E.U. SuperGrid Plan

E.U. SuperGrid Plan

Across the European Union, there is talk about changing their power grid, to transform their current transmission system into a ‘Supergrid’. It is planned that this new grid will revolution how power and energy is transmitted across Europe, which will also help to connect Europe in more ways than just politically and economically.

Like many areas around the globe, the European Union has made commitments to increase their use of renewable energy sources, and decrease their reliance on fossil fuels. The aim, to be reach by 2020, is to have a 20% reliance on renewable and green energy sources, such as solar power, wind power, geothermal and hydroelectric power plants.

There is debate, however, that a ‘Supergrid’ is needed across Europe, if it is worth the cost, and whether or not it can be achieved in a short period of time.

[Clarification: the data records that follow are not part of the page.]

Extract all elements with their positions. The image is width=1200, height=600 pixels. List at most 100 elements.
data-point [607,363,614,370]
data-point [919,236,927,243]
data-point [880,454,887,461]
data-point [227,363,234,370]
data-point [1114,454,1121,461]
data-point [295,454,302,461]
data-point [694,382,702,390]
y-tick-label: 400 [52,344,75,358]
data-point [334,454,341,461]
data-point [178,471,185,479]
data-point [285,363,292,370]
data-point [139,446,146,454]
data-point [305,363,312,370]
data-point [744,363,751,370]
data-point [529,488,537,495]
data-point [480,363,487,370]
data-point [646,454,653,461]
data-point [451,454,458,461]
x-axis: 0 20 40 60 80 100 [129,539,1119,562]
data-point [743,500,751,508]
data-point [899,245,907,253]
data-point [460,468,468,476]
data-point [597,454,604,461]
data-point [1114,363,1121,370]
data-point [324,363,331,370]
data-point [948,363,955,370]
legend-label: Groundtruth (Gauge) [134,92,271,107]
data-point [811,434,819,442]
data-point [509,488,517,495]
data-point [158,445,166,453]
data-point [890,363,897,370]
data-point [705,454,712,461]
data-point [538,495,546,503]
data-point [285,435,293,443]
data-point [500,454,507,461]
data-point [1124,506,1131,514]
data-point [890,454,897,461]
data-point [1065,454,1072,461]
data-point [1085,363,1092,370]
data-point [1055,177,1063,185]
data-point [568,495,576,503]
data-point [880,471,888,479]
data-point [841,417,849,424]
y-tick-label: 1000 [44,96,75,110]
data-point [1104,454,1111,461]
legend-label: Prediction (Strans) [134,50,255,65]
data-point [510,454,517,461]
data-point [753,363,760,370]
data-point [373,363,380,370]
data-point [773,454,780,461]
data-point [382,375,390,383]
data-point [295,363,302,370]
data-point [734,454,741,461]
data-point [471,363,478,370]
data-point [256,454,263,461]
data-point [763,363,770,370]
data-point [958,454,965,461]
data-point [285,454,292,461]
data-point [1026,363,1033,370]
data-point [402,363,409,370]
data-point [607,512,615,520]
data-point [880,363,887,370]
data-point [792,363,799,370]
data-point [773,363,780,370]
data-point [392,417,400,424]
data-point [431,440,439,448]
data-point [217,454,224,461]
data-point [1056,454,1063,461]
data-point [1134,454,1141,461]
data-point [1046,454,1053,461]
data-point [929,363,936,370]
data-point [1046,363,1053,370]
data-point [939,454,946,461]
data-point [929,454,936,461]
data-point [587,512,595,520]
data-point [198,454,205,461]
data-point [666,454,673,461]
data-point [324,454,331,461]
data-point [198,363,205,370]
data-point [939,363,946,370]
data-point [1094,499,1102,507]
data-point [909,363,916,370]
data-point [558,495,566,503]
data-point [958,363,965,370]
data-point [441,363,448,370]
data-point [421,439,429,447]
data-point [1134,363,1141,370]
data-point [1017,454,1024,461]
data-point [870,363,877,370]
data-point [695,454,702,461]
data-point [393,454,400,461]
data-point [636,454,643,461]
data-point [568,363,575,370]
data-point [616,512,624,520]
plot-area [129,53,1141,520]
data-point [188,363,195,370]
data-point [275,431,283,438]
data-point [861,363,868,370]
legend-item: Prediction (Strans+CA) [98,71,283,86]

Part of the argument against is there many countries, such as Germany, have the infrastructure and capabilities in place already to power themselves. An aim of Germany is to have more electric powered cars in use, and it is said that their power grid can handle up to a million electric cars in use around the country.

There is a North Seas Countries Offshore Grid Initiative, which combines the needs and abilities of the countries in the North Sea area to utilize the resources available to them, to share and join each other in helping to achieve a higher usage of green energy for all European countries. This is a big and important step forward, as it will take more cooperation from all EU nations.

An investigation into a possible high voltage electricity link is being undertaken by Norwegian utilities E-CO Energi, Agder Energi (AE) and Lyse, Sweden’s Vattenfall, and a Scottish and Southern Energy (SSE), with the hope that this may help to meet the renewable energy needs of the U.K. It is planned that a 2GW capacity will be available and feasible, with a hope for this to be in place before 2020.

One of the major problems, however, is a lack of money. There is a lack of interest from private investors to help out financially, and from governments with financial problems of their own.